Velocity of particle performing simple harmonic motion,

$\mathrm{v}=\pm \mathrm{\omega }\sqrt{\left({\mathrm{A}}^2-{\mathrm{x}}^2\right)}$           ...(i)

where, A = amplitude,

$\omega$ = angular frequency,

and x = displacement covered by the particle from its mean position.

According to given situation,

${\mathrm{v}}_1=\mathrm{\omega }\sqrt{{\mathrm{A}}^2-{\mathrm{x}}_1^2}$               ...(ii)

and ${\mathrm{v}}_2=\mathrm{\omega }\sqrt{{\mathrm{A}}^2-{\mathrm{x}}_2^2}$     ...(iii)

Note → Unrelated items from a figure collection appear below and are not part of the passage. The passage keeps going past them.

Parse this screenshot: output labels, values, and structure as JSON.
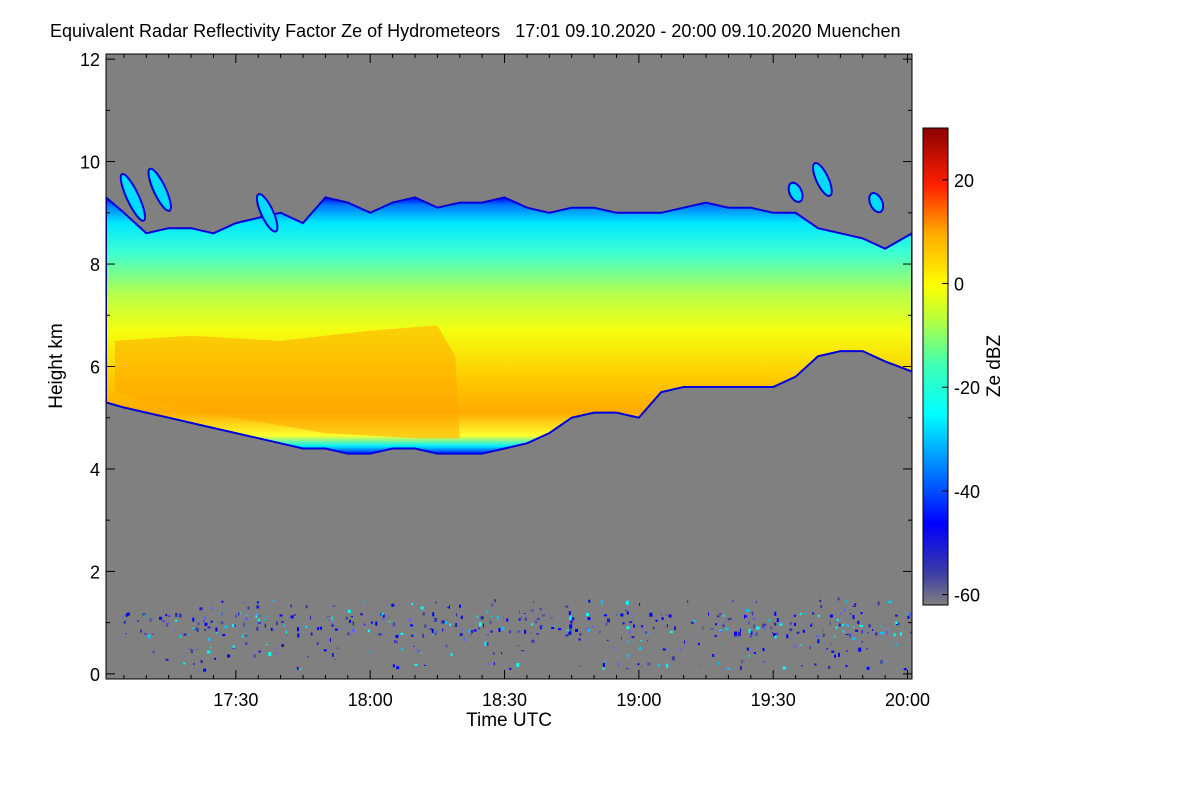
{
  "chart_data": {
    "type": "heatmap",
    "title": "Equivalent Radar Reflectivity Factor Ze of Hydrometeors",
    "period": "17:01 09.10.2020 - 20:00 09.10.2020",
    "location": "Muenchen",
    "xlabel": "Time UTC",
    "ylabel": "Height km",
    "colorbar_label": "Ze dBZ",
    "xlim_minutes_utc": [
      1021,
      1201
    ],
    "ylim_km": [
      -0.1,
      12.1
    ],
    "x_ticks": [
      {
        "minutes": 1050,
        "label": "17:30"
      },
      {
        "minutes": 1080,
        "label": "18:00"
      },
      {
        "minutes": 1110,
        "label": "18:30"
      },
      {
        "minutes": 1140,
        "label": "19:00"
      },
      {
        "minutes": 1170,
        "label": "19:30"
      },
      {
        "minutes": 1200,
        "label": "20:00"
      }
    ],
    "y_ticks": [
      0,
      2,
      4,
      6,
      8,
      10,
      12
    ],
    "colorbar_range_dbz": [
      -62,
      30
    ],
    "colorbar_ticks": [
      20,
      0,
      -20,
      -40,
      -60
    ],
    "background_color": "#808080",
    "cloud_layer": {
      "approx_top_km": [
        [
          1021,
          9.3
        ],
        [
          1025,
          9.0
        ],
        [
          1030,
          8.6
        ],
        [
          1035,
          8.7
        ],
        [
          1040,
          8.7
        ],
        [
          1045,
          8.6
        ],
        [
          1050,
          8.8
        ],
        [
          1055,
          8.9
        ],
        [
          1060,
          9.0
        ],
        [
          1065,
          8.8
        ],
        [
          1070,
          9.3
        ],
        [
          1075,
          9.2
        ],
        [
          1080,
          9.0
        ],
        [
          1085,
          9.2
        ],
        [
          1090,
          9.3
        ],
        [
          1095,
          9.1
        ],
        [
          1100,
          9.2
        ],
        [
          1105,
          9.2
        ],
        [
          1110,
          9.3
        ],
        [
          1115,
          9.1
        ],
        [
          1120,
          9.0
        ],
        [
          1125,
          9.1
        ],
        [
          1130,
          9.1
        ],
        [
          1135,
          9.0
        ],
        [
          1140,
          9.0
        ],
        [
          1145,
          9.0
        ],
        [
          1150,
          9.1
        ],
        [
          1155,
          9.2
        ],
        [
          1160,
          9.1
        ],
        [
          1165,
          9.1
        ],
        [
          1170,
          9.0
        ],
        [
          1175,
          9.0
        ],
        [
          1180,
          8.7
        ],
        [
          1185,
          8.6
        ],
        [
          1190,
          8.5
        ],
        [
          1195,
          8.3
        ],
        [
          1201,
          8.6
        ]
      ],
      "approx_base_km": [
        [
          1021,
          5.3
        ],
        [
          1025,
          5.2
        ],
        [
          1030,
          5.1
        ],
        [
          1035,
          5.0
        ],
        [
          1040,
          4.9
        ],
        [
          1045,
          4.8
        ],
        [
          1050,
          4.7
        ],
        [
          1055,
          4.6
        ],
        [
          1060,
          4.5
        ],
        [
          1065,
          4.4
        ],
        [
          1070,
          4.4
        ],
        [
          1075,
          4.3
        ],
        [
          1080,
          4.3
        ],
        [
          1085,
          4.4
        ],
        [
          1090,
          4.4
        ],
        [
          1095,
          4.3
        ],
        [
          1100,
          4.3
        ],
        [
          1105,
          4.3
        ],
        [
          1110,
          4.4
        ],
        [
          1115,
          4.5
        ],
        [
          1120,
          4.7
        ],
        [
          1125,
          5.0
        ],
        [
          1130,
          5.1
        ],
        [
          1135,
          5.1
        ],
        [
          1140,
          5.0
        ],
        [
          1145,
          5.5
        ],
        [
          1150,
          5.6
        ],
        [
          1155,
          5.6
        ],
        [
          1160,
          5.6
        ],
        [
          1165,
          5.6
        ],
        [
          1170,
          5.6
        ],
        [
          1175,
          5.8
        ],
        [
          1180,
          6.2
        ],
        [
          1185,
          6.3
        ],
        [
          1190,
          6.3
        ],
        [
          1195,
          6.1
        ],
        [
          1201,
          5.9
        ]
      ],
      "approx_max_dbz_core": [
        [
          1021,
          -5
        ],
        [
          1040,
          3
        ],
        [
          1060,
          5
        ],
        [
          1080,
          8
        ],
        [
          1095,
          8
        ],
        [
          1110,
          -5
        ],
        [
          1140,
          -3
        ],
        [
          1170,
          -6
        ],
        [
          1201,
          -8
        ]
      ],
      "detached_cells_km": [
        {
          "time": 1027,
          "bottom": 8.8,
          "top": 9.8
        },
        {
          "time": 1033,
          "bottom": 9.0,
          "top": 9.9
        },
        {
          "time": 1057,
          "bottom": 8.6,
          "top": 9.4
        },
        {
          "time": 1175,
          "bottom": 9.2,
          "top": 9.6
        },
        {
          "time": 1181,
          "bottom": 9.3,
          "top": 10.0
        },
        {
          "time": 1193,
          "bottom": 9.0,
          "top": 9.4
        }
      ]
    },
    "boundary_layer_clutter": {
      "height_range_km": [
        0.1,
        1.5
      ],
      "time_range_minutes": [
        1024,
        1201
      ],
      "typical_dbz": -45
    }
  }
}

On squaring Eq. (ii), we get

${\mathrm{v}}_1^2={\mathrm{\omega }}^2\left({\mathrm{A}}^2-{\mathrm{x}}_1^2\right)$           ...(iv)

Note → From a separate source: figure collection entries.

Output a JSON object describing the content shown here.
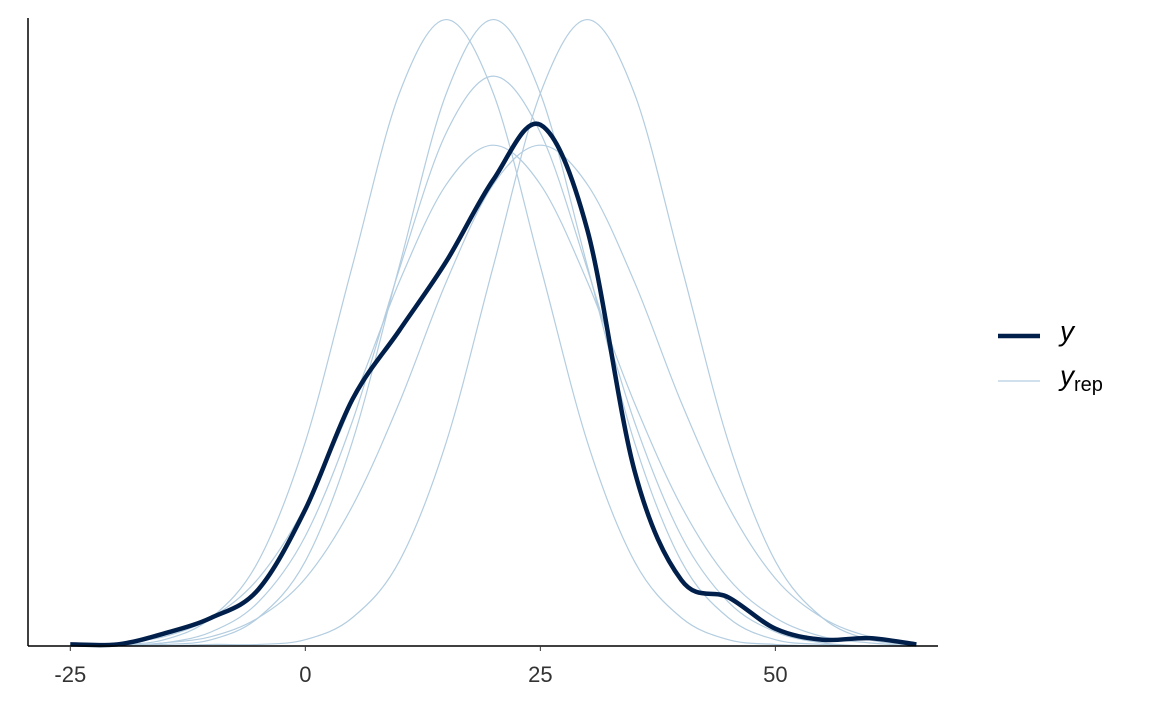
{
  "chart_data": {
    "type": "density_overlay",
    "x": [
      -25,
      -20,
      -15,
      -10,
      -5,
      0,
      5,
      10,
      15,
      20,
      25,
      30,
      35,
      40,
      45,
      50,
      55,
      60,
      65
    ],
    "xlim": [
      -29.5,
      67.3
    ],
    "ylim": [
      0,
      0.04
    ],
    "xticks": [
      -25,
      0,
      25,
      50
    ],
    "series": [
      {
        "name": "y",
        "color": "#011f4b",
        "values": [
          0.0001,
          0.0001,
          0.0008,
          0.0018,
          0.0036,
          0.0087,
          0.0157,
          0.0201,
          0.0245,
          0.0297,
          0.0332,
          0.0265,
          0.0112,
          0.0042,
          0.0031,
          0.0011,
          0.0004,
          0.0005,
          0.0001
        ]
      },
      {
        "name": "y",
        "name_subscript": "rep",
        "color": "#b3cde0",
        "runs": [
          [
            0.0,
            0.0001,
            0.0001,
            0.0004,
            0.0018,
            0.0054,
            0.013,
            0.0242,
            0.0352,
            0.0399,
            0.0352,
            0.0242,
            0.013,
            0.0054,
            0.0018,
            0.0004,
            0.0001,
            0.0,
            0.0
          ],
          [
            0.0,
            0.0002,
            0.0006,
            0.0018,
            0.0043,
            0.0089,
            0.0155,
            0.0232,
            0.0294,
            0.0319,
            0.0294,
            0.0232,
            0.0155,
            0.0089,
            0.0043,
            0.0018,
            0.0006,
            0.0002,
            0.0
          ],
          [
            0.0,
            0.0,
            0.0002,
            0.0006,
            0.0018,
            0.0043,
            0.0089,
            0.0155,
            0.0232,
            0.0294,
            0.0319,
            0.0294,
            0.0232,
            0.0155,
            0.0089,
            0.0043,
            0.0018,
            0.0006,
            0.0002
          ],
          [
            0.0001,
            0.0001,
            0.0004,
            0.0018,
            0.0054,
            0.013,
            0.0242,
            0.0352,
            0.0399,
            0.0352,
            0.0242,
            0.013,
            0.0054,
            0.0018,
            0.0004,
            0.0001,
            0.0,
            0.0,
            0.0
          ],
          [
            0.0,
            0.0,
            0.0,
            0.0001,
            0.0001,
            0.0004,
            0.0018,
            0.0054,
            0.013,
            0.0242,
            0.0352,
            0.0399,
            0.0352,
            0.0242,
            0.013,
            0.0054,
            0.0018,
            0.0004,
            0.0001
          ],
          [
            0.0,
            0.0,
            0.0002,
            0.0009,
            0.0028,
            0.007,
            0.0143,
            0.024,
            0.0327,
            0.0363,
            0.0327,
            0.024,
            0.0143,
            0.007,
            0.0028,
            0.0009,
            0.0002,
            0.0,
            0.0
          ]
        ]
      }
    ]
  }
}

On squaring Eq. (iii), we get

${\mathrm{v}}_2^2={\mathrm{\omega }}^2\left({\mathrm{A}}^2-{\mathrm{x}}_2^2\right)$           ...(v)

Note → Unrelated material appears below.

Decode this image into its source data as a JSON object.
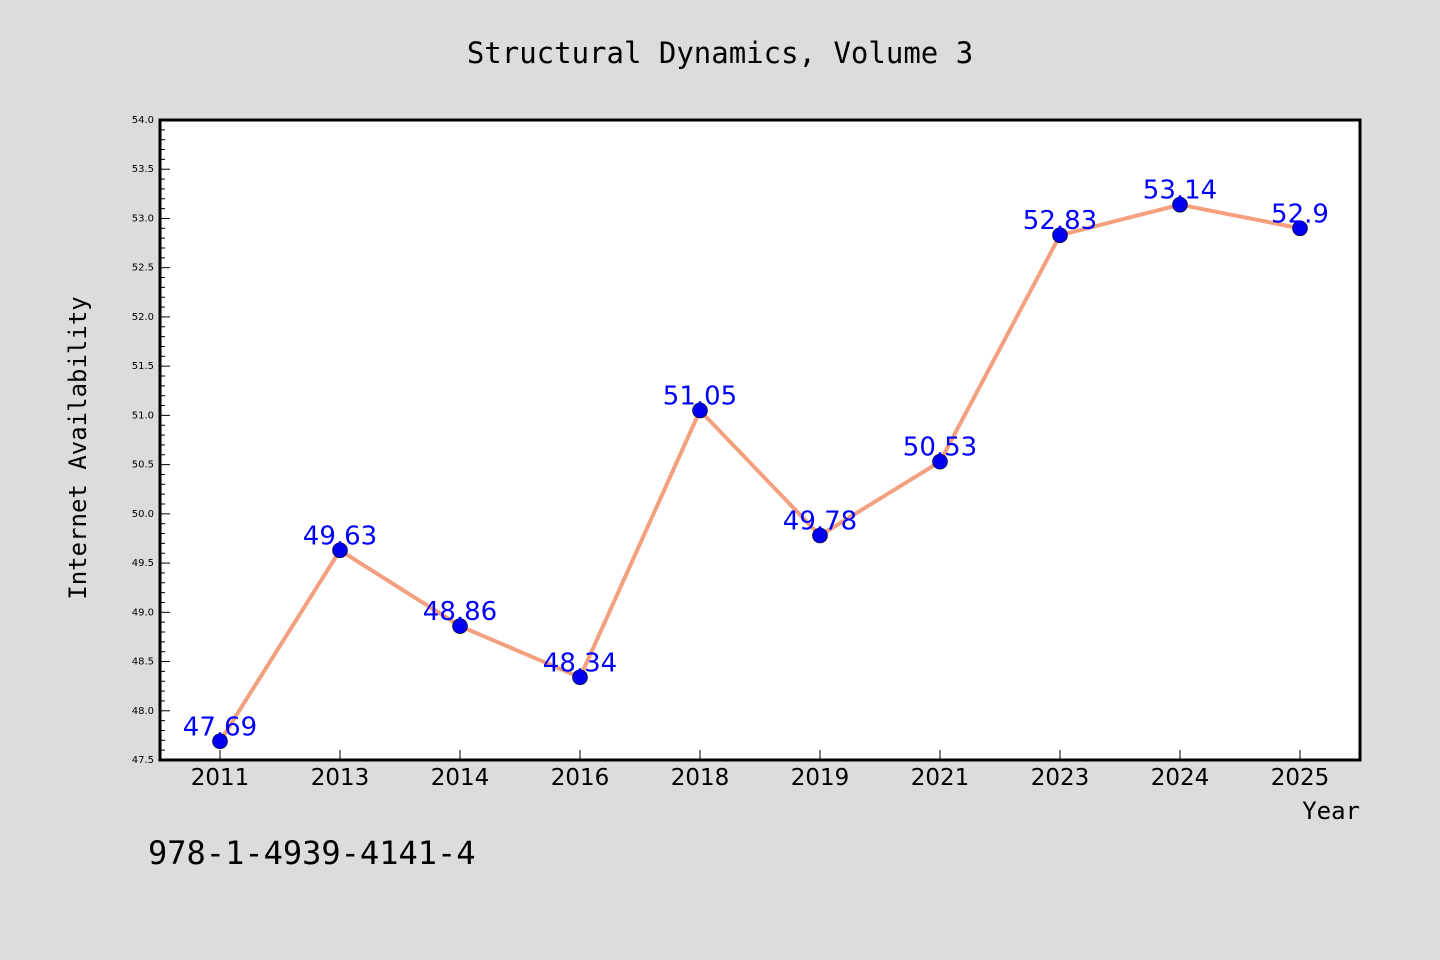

Subtracting Eq. (iv) from Eq. (v), we get

$\begin{array}{l}{\mathrm{v}}_1^2-{\mathrm{v}}_2^2={\mathrm{\omega }}^2\left({\mathrm{x}}_2^2-{\mathrm{x}}_1^2\right)\\ \Rightarrow {\mathrm{v}}_1^2-{\mathrm{v}}_2^2={\left(\frac{2\mathrm{\pi }}{\mathrm{T}}\right)}^2\left({\mathrm{x}}_2^2-{\mathrm{x}}_1^2\right)\\ \Rightarrow \mathrm{T}=2\mathrm{\pi }\sqrt{\frac{\left({\mathrm{x}}_2^2-{\mathrm{x}}_1^2\right)}{\left({\mathrm{v}}_1^2-{\mathrm{v}}_2^2\right)}}\end{array}$